Around this time, a friend gave her a copy of The Other Wise Man, the story of a fourth magus who was bringing a pouch of jewels to Bethlehem but didn’t get there because he kept stopping to help others, donating a jewel each time. Maybe because of her father’s philanthropy, the story struck a chord.

“It was a period in my life when I wanted a change,” she says. As she considered academia, she thought: “The magi were wise men. That’s a nice association.” Although she had always been known as Rosie, her parents had named her Margaret Rose, after Princess Margaret, and now she switched to Magi.

It was as Magi that she met her second husband, when he asked her for the time in the foyer of a cinema in Toronto. She clocked his English accent, they got talking and arranged to meet after their films. “I didn’t expect to see him again, but there he was, waiting for me.” When Michael’s holiday ended, he returned to England but stayed in touch; last January they celebrated their 40th wedding anniversary.

Sque completed a degree in nursing at Surrey University, then cast around for a subject for a PhD. At a talk on organ donation, she had “a sort of epiphany”. Maybe the idea chimed with the story of the fourth magi (“Organ donors can save the lives of up to eight people,” she says). “It was like something came down and said: ‘This is what you’ve got to do.’”

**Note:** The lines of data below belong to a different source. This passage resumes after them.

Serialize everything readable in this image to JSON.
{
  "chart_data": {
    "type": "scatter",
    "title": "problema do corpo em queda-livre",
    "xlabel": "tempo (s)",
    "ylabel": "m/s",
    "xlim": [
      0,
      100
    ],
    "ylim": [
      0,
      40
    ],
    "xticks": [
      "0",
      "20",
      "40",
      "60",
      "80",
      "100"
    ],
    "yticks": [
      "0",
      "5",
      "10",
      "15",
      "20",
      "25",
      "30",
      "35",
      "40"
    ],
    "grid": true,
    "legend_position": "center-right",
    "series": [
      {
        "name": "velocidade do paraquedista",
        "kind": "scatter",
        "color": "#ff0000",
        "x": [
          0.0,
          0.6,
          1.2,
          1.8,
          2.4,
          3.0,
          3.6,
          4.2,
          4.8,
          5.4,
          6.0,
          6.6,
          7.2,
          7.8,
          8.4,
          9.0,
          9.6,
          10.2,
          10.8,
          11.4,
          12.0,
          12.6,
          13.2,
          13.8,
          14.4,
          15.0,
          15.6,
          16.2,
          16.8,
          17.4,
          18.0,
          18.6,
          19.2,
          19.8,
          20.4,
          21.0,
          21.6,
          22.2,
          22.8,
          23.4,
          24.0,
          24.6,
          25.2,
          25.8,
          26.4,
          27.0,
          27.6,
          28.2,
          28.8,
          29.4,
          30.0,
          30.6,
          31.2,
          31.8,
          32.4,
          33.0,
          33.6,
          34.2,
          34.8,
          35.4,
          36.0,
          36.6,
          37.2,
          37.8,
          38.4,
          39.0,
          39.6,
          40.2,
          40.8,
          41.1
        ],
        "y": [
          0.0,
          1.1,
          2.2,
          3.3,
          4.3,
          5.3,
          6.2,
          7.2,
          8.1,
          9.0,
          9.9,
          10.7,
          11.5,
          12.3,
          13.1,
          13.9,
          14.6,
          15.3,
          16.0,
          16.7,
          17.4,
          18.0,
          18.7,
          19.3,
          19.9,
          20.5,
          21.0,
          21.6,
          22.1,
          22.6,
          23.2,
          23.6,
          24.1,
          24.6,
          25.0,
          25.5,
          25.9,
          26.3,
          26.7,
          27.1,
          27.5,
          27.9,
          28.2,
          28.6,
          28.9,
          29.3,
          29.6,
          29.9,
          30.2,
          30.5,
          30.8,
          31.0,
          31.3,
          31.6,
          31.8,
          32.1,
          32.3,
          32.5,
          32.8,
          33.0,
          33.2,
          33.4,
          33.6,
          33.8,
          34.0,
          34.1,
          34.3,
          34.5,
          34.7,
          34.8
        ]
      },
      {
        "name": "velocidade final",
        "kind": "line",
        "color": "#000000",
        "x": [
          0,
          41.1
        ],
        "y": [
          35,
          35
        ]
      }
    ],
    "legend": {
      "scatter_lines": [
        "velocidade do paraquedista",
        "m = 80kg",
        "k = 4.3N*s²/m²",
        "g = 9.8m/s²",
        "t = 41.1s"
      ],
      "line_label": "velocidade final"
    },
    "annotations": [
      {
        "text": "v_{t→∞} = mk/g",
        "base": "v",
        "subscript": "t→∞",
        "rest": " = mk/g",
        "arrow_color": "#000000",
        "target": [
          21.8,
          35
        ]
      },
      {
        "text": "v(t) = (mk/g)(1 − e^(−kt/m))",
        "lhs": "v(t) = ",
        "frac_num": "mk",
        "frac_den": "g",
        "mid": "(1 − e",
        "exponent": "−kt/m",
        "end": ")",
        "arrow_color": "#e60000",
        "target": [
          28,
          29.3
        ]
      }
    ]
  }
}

She became an expert, developing a theory of “dissonant loss” – the need for donor families to resolve the dissonance between a loved one being clinically brain dead and looking normal before they can agree to donation. Sque even addressed the House of Lords.

So is her clothing line a calling, too? She looks around her home in New Milton, Hampshire. “There is nothing material I need … The intention with Magi Rose was to get a successful business so I can be philanthropic,” she says. Her dream is to donate to hospitals in Jamaica. “But first I have to get this business up and running.”